Dünyanın yakından takip ettiği seçimler nihayet bitti. Dünyanın diyorum, çünkü dünyada biz Türkiyelilerden daha heyecanlı bir şekilde, oy veremeseler de Türkiye'deki seçmeni etkilemek için bin bir çaba sarf eden çevreler vardı. Seçim sürecinde yazılan yazılar ve o yazılar üzerinden Türkiye'de yürütülen başkanlık sistemi, Beştepe, otoriterlik vs. tartışmaları AK Parti karşısındaki kitlenin konsolide olması için etkin bir şekilde kullanıldı.
Durum maalesef seçimden sonra da değişmedi. Yabancı basındaki yaygın tema "AK Parti'nin hatta Erdoğan'ın kaybettiği" yönündeydi. Bu haberleri Türkiye'yi takip etmeyen birisi okusa AK Parti'nin seçimlerde en az oy alan parti olduğunu düşünür. İlginç olanı ise %41'lik oy oranıyla uzak ara seçimlerden birinci parti olarak çıkan AK Parti'nin son oy oranını bu haberlerin yazıldığı ülkelerde bir parti alsa önemli bir çoğunlukla tek başına hükümet kurabilirdi. Yine aynı haberlere baksanız HDP'nin iktidara geldiğini de sanabilirsiniz. Seçim öncesi üst aklın HDP arkasından estirdiği rüzgâr seçim sonrasında da hız kesmemiş gibi görünüyor. Daha da trajikomiği bazı haberlerde bu seçimlerin sanki Cumhurbaşkanlığı seçimleri olduğu havasının verilmesi ve bunun sonucunda Erdoğan'ın "alaşağı edildiği" argümanları üzerinden senaryolar yazılması. İçeridekilerin ve dışarıdakilerin Erdoğan obsesyonu bakalım daha nice basitlikler yapmalarına sebep olacak.
Bu dışarıdaki tartışmalar ve içerideki yansımaları, biraz da seçimlerin içerde neye işaret ettiğine bakalım.

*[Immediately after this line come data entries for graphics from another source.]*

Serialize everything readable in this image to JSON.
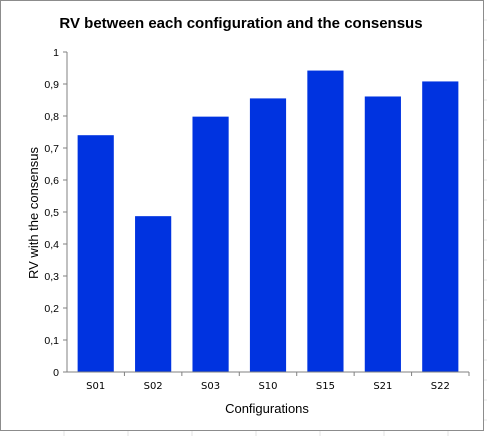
{
  "chart_data": {
    "type": "bar",
    "title": "RV between each configuration and the consensus",
    "xlabel": "Configurations",
    "ylabel": "RV with the consensus",
    "categories": [
      "S01",
      "S02",
      "S03",
      "S10",
      "S15",
      "S21",
      "S22"
    ],
    "values": [
      0.74,
      0.487,
      0.798,
      0.855,
      0.942,
      0.861,
      0.908
    ],
    "ylim": [
      0,
      1
    ],
    "yticks": [
      "0",
      "0,1",
      "0,2",
      "0,3",
      "0,4",
      "0,5",
      "0,6",
      "0,7",
      "0,8",
      "0,9",
      "1"
    ],
    "grid": false,
    "legend": "none",
    "bar_color": "#0033e0",
    "axis_color": "#808080"
  }
}
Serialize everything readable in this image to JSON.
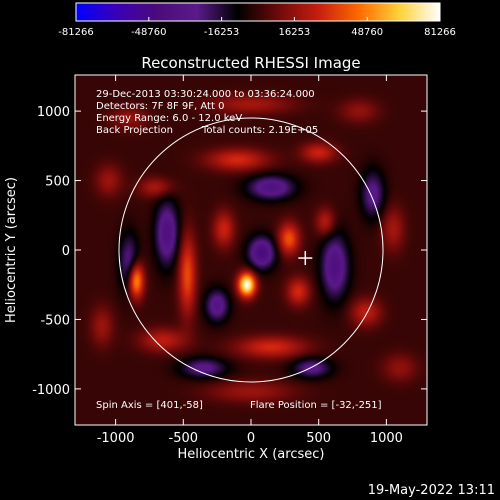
{
  "chart_data": {
    "type": "heatmap",
    "title": "Reconstructed RHESSI Image",
    "xlabel": "Heliocentric X (arcsec)",
    "ylabel": "Heliocentric Y (arcsec)",
    "xlim": [
      -1300,
      1300
    ],
    "ylim": [
      -1260,
      1260
    ],
    "x_ticks": [
      -1000,
      -500,
      0,
      500,
      1000
    ],
    "y_ticks": [
      1000,
      500,
      0,
      -500,
      -1000
    ],
    "x_tick_labels": [
      "-1000",
      "-500",
      "0",
      "500",
      "1000"
    ],
    "y_tick_labels": [
      "1000",
      "500",
      "0",
      "-500",
      "-1000"
    ],
    "colorbar": {
      "min": -81266,
      "max": 81266,
      "tick_values": [
        -81266,
        -48760,
        -16253,
        16253,
        48760,
        81266
      ],
      "tick_labels": [
        "-81266",
        "-48760",
        "-16253",
        "16253",
        "48760",
        "81266"
      ],
      "colormap": [
        "#0000ff",
        "#3a00b8",
        "#4b0b7a",
        "#5a1a8a",
        "#000000",
        "#6e0a0a",
        "#c81e10",
        "#ff6a00",
        "#ffd23a",
        "#ffffff"
      ]
    },
    "annotations": {
      "time_range": "29-Dec-2013 03:30:24.000 to 03:36:24.000",
      "detectors": "Detectors: 7F 8F 9F, Att 0",
      "energy": "Energy Range: 6.0 - 12.0 keV",
      "method": "Back Projection",
      "counts": "Total counts: 2.19E+05",
      "spin_axis": "Spin Axis = [401,-58]",
      "flare_position": "Flare Position = [-32,-251]"
    },
    "solar_limb_radius_arcsec": 975,
    "spin_axis_marker": [
      401,
      -58
    ],
    "blobs": [
      {
        "x": -30,
        "y": -250,
        "value": 81266,
        "sx": 45,
        "sy": 60
      },
      {
        "x": -850,
        "y": -220,
        "value": 60000,
        "sx": 40,
        "sy": 90
      },
      {
        "x": 280,
        "y": 80,
        "value": 40000,
        "sx": 55,
        "sy": 80
      },
      {
        "x": -470,
        "y": -180,
        "value": 38000,
        "sx": 45,
        "sy": 200
      },
      {
        "x": 350,
        "y": -300,
        "value": 30000,
        "sx": 60,
        "sy": 70
      },
      {
        "x": -200,
        "y": 150,
        "value": 28000,
        "sx": 55,
        "sy": 90
      },
      {
        "x": 550,
        "y": 200,
        "value": 25000,
        "sx": 50,
        "sy": 70
      },
      {
        "x": -100,
        "y": 650,
        "value": 30000,
        "sx": 160,
        "sy": 55
      },
      {
        "x": 500,
        "y": 700,
        "value": 28000,
        "sx": 90,
        "sy": 50
      },
      {
        "x": 150,
        "y": -700,
        "value": 30000,
        "sx": 180,
        "sy": 55
      },
      {
        "x": -650,
        "y": -650,
        "value": 25000,
        "sx": 120,
        "sy": 60
      },
      {
        "x": 850,
        "y": -450,
        "value": 25000,
        "sx": 80,
        "sy": 70
      },
      {
        "x": -700,
        "y": 450,
        "value": 22000,
        "sx": 90,
        "sy": 50
      },
      {
        "x": 1050,
        "y": 150,
        "value": 20000,
        "sx": 60,
        "sy": 110
      },
      {
        "x": -1050,
        "y": 500,
        "value": 18000,
        "sx": 70,
        "sy": 80
      },
      {
        "x": 0,
        "y": 1050,
        "value": 20000,
        "sx": 220,
        "sy": 50
      },
      {
        "x": 0,
        "y": -1020,
        "value": 18000,
        "sx": 220,
        "sy": 55
      },
      {
        "x": -1100,
        "y": -550,
        "value": 18000,
        "sx": 60,
        "sy": 100
      },
      {
        "x": 1100,
        "y": -850,
        "value": 16000,
        "sx": 90,
        "sy": 70
      },
      {
        "x": 800,
        "y": 1000,
        "value": 16000,
        "sx": 100,
        "sy": 60
      },
      {
        "x": -900,
        "y": 950,
        "value": 16000,
        "sx": 100,
        "sy": 60
      },
      {
        "x": 620,
        "y": -120,
        "value": -40000,
        "sx": 70,
        "sy": 160
      },
      {
        "x": -620,
        "y": 120,
        "value": -40000,
        "sx": 60,
        "sy": 160
      },
      {
        "x": 80,
        "y": -20,
        "value": -45000,
        "sx": 70,
        "sy": 80
      },
      {
        "x": -250,
        "y": -400,
        "value": -35000,
        "sx": 60,
        "sy": 80
      },
      {
        "x": 150,
        "y": 450,
        "value": -38000,
        "sx": 120,
        "sy": 60
      },
      {
        "x": -350,
        "y": -850,
        "value": -30000,
        "sx": 120,
        "sy": 50
      },
      {
        "x": 450,
        "y": -850,
        "value": -30000,
        "sx": 100,
        "sy": 50
      },
      {
        "x": -900,
        "y": -100,
        "value": -30000,
        "sx": 50,
        "sy": 150
      },
      {
        "x": 900,
        "y": 400,
        "value": -30000,
        "sx": 60,
        "sy": 120
      }
    ]
  },
  "footer": {
    "timestamp": "19-May-2022 13:11"
  }
}
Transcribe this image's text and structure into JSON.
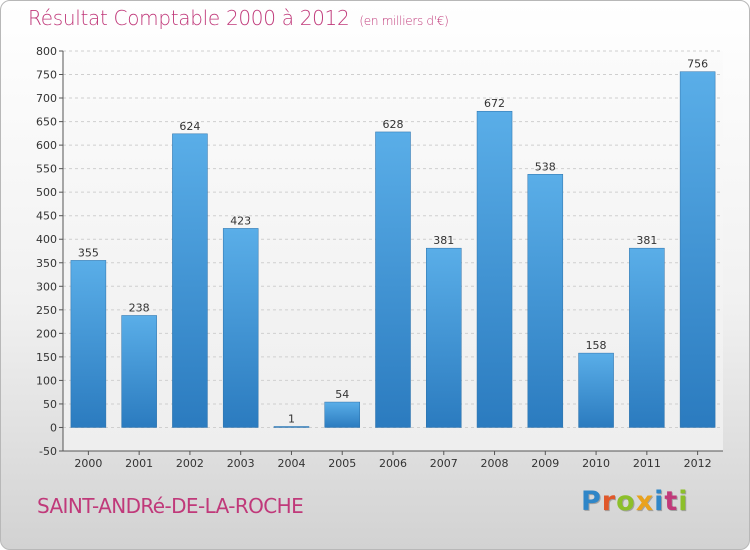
{
  "header": {
    "title": "Résultat Comptable 2000 à 2012",
    "unit": "(en milliers d'€)"
  },
  "footer": {
    "town": "SAINT-ANDRé-DE-LA-ROCHE",
    "logo": "Proxiti",
    "logo_letters": [
      {
        "ch": "P",
        "color": "#2f86c8"
      },
      {
        "ch": "r",
        "color": "#e0582a"
      },
      {
        "ch": "o",
        "color": "#8cbf2a"
      },
      {
        "ch": "x",
        "color": "#e9a21d"
      },
      {
        "ch": "i",
        "color": "#2f86c8"
      },
      {
        "ch": "t",
        "color": "#c0397a"
      },
      {
        "ch": "i",
        "color": "#8cbf2a"
      }
    ]
  },
  "colors": {
    "accent": "#c0397a",
    "bar_top": "#5aaee8",
    "bar_bottom": "#2b7bbf"
  },
  "chart_data": {
    "type": "bar",
    "title": "Résultat Comptable 2000 à 2012",
    "subtitle": "(en milliers d'€)",
    "categories": [
      "2000",
      "2001",
      "2002",
      "2003",
      "2004",
      "2005",
      "2006",
      "2007",
      "2008",
      "2009",
      "2010",
      "2011",
      "2012"
    ],
    "values": [
      355,
      238,
      624,
      423,
      1,
      54,
      628,
      381,
      672,
      538,
      158,
      381,
      756
    ],
    "xlabel": "",
    "ylabel": "",
    "ylim": [
      -50,
      800
    ],
    "yticks": [
      -50,
      0,
      50,
      100,
      150,
      200,
      250,
      300,
      350,
      400,
      450,
      500,
      550,
      600,
      650,
      700,
      750,
      800
    ],
    "grid": true,
    "legend": "none"
  }
}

Ahmet Davutoğlu'nun seçim sürecindeki insan üstü performansıyla AK Parti, oylarını düşürse de seçimden uzak ara birinci parti olarak çıktı. Bu tablo bize şunu da göstermekte: AK Parti'nin kemik oyları bile CHP'nin toplam oylarından daha fazla. Yaklaşık 8-9 puanlık düşüş ise AK Parti'nin muhasebesini de zorunlu kılıyor. Teşkilatlardan seçim kampanyasına, iletişim stratejisinden mitinglere kadar bir dizi konuda AK Parti kurmaylarının düşünmesi gerekiyor. AK Parti bir dava partisi olduğu ölçüde halktan teveccüh alıyor. AK Parti'yi ayakta tutan ana ideolojik omurganın daha ön plana çıkarılması ve bu omurgadan gelen yeni ve yıpranmamış yüzlerin partiye enerji ve heyecan katması elzem. Özellikle çocukluklarından beri sadece AK Parti iktidarı görmüş ve şu an merak içinde tartışmaları seyreden gençlere diyorum ki bu seçimlerdeki kayıp telafi edilebilir; yeter ki teşhis doğru yapılsın ve ivedilikle adımlar atılsın.
CHP yine kayıplarda. HDP'nin barajı aşmasından kendisine zafer çıkarma peşinde. Kimsenin bu çaresizliğe itibar ettiğini düşünmüyorum. MHP İç Anadolu'da AK Parti'den milliyetçi oyları kendisine çekmiş. Bir süredir MHP ne uzuyor ne de kısalıyor. Bu seçimde de birkaç puanlık artışla seçimden avantajlı çıkanlardan. HDP ise geniş bir anti-AK Parti koalisyonu ve kızıl elması %10 rakamını bu seçimde aşabildi. Asıl imtihanı da "garip yol arkadaşlarıyla" kaygan platformlarına rağmen daha ne kadar yola devam edebileceğiyle alakalı olacak. Seçim öncesi yedi düvele kendilerini desteklemeleri karşılığında verdiği bildiğimiz ve bilmediğimiz vaatleri ilerde başlarını ağrıtabilir.
Sonuçlar hayırlara tebdil olur inşallah.